Pilot Eğitiminde Hız Kesilmiyor
Havacılık ve Uzay alanındaki rekabette elini güçlendirmek isteyen Türkiye, 2026 Yılı Merkezi Yönetim Bütçe Kanunu Teklifi’nde yer alan verilerle bu kararlılığını ortaya koydu. Geçen yıl 16.290 olan lisanslı pilot sayısının bu yıl sonunda 16.939'a ulaşması beklenirken, gelecek yıl için belirlenen hedef 17.102.
Asıl sıçrama ise ilerleyen yıllarda planlanıyor: 2027'de 17.816 ve 2028'de ise tam 18.127 pilotun lisans alması bekleniyor. Bu istikrarlı artış, ülkenin sivil havacılık operasyonlarında insan kaynağı açısından küresel rekabette önemli bir avantaj yakalamasını sağlayacak. Öte yandan, daha niş bir alan olan balon pilotu sayısının da 2028'e kadar 747'ye ulaşması hedefleniyor.
Güvenlik ve Emniyette Yeni Dönem: Denetimler Artırılıyor
Pilot sayısındaki artışın yanı sıra, sektördeki standartları en üst seviyeye taşımak amacıyla sivil havacılık denetimleri de rekor seviyelere çıkarılıyor. Sektörün güvenilirliğini tescillemek adına bu yıl 1.708'e ulaşması beklenen denetim sayısının, gelecek yıl 2.399'a, 2027'de 2.485'e ve 2028'de ise 2.664'e yükseltilmesi öngörülüyor. Bu, 2028'e kadar denetim sayısının mevcut beklentinin neredeyse yüzde 56 artması anlamına geliyor.
Uluslararası Standartlarda Sıfır Tolerans
Türkiye’nin havacılık stratejisinin merkezinde, uluslararası standartlara tam uyum ve emniyetin sağlanması yer alıyor. Ülke adına tescilli hava araçlarının diğer ülkeler tarafından yapılan denetlemelerdeki (SAFA denetimi) "kabul edilebilir maksimum puan seviyesi"nin düşürülmesi amaçlanıyor. Bu yıl 0,52 olarak beklenen seviyenin gelecek yıl 0,4'e çekilmesi ve sonraki yıllarda bu seviyenin korunması hedefleniyor.
Ek olarak, Uluslararası Sivil Havacılık Teşkilatı (ICAO) regülasyonlarına uyum oranında da düzenlemeye gidiliyor.

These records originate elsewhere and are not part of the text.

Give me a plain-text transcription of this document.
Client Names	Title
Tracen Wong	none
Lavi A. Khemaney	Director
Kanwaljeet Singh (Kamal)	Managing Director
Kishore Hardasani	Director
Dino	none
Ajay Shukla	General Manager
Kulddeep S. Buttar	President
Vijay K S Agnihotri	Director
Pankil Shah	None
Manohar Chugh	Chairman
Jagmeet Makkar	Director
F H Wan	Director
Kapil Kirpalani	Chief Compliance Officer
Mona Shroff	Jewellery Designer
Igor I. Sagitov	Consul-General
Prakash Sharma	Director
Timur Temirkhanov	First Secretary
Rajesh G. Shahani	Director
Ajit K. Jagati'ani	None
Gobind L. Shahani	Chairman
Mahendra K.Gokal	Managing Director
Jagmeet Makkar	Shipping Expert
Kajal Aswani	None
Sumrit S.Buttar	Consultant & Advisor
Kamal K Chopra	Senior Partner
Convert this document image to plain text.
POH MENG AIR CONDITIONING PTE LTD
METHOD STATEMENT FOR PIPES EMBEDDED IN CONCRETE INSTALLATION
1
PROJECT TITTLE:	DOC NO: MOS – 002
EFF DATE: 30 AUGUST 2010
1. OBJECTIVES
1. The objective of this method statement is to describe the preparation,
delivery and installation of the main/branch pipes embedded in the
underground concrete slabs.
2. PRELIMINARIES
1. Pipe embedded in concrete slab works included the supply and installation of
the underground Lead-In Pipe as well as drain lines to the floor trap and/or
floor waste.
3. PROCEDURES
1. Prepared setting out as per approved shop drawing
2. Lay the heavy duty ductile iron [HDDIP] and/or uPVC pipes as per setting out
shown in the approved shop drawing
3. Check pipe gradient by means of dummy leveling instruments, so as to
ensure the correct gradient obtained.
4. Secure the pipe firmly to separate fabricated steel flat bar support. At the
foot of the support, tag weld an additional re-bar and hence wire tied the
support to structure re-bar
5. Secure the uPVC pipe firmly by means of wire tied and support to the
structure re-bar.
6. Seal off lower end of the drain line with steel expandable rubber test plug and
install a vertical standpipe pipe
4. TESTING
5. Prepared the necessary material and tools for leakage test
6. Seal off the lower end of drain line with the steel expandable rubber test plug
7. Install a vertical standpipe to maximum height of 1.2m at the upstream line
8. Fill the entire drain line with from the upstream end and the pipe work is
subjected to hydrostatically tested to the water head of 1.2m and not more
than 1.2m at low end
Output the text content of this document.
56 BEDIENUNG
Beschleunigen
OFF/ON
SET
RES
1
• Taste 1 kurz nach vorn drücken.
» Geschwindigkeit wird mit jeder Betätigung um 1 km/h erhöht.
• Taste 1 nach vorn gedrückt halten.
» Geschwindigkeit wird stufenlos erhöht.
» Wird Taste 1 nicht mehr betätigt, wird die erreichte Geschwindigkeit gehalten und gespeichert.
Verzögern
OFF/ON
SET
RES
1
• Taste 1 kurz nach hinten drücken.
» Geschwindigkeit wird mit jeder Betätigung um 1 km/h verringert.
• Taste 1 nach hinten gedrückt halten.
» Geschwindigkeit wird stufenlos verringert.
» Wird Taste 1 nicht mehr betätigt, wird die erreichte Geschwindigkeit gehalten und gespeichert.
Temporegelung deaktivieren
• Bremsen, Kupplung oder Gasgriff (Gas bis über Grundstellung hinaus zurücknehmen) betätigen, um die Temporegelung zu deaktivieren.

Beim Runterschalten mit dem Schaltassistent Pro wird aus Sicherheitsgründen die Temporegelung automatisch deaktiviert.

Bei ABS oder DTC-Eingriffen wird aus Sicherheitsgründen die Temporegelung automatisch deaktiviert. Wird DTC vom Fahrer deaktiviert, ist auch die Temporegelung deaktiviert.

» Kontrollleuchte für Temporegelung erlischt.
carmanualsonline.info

Bu yıl yüzde 84 beklenen uyum oranının, gelecek yıl yüzde 60'a indirilmesi, 2027 ve 2028'de ise yüzde 65'te sabitlenmesi öngörülüyor. Bu düşüş, ICAO standartlarına uyumun farklı bir metrikle yeniden değerlendirilmesine işaret ediyor olabilir. Ayrıca, uçuş güvenliğini tehdit eden müdahale ve tehlikelere karşı tedbirler ve eğitimler de gündemin üst sıralarında tutulmaya devam edecek.
Tüm bu hedefler, mevzuat çalışmalarından ikili ve çok taraflı hava ulaştırma anlaşmalarına kadar geniş bir yelpazede yürütülen çalışmalarla desteklenerek, Türkiye'nin sivil havacılıkta sadece niceliksel değil, niteliksel olarak da sıçrama yapmasını amaçlıyor.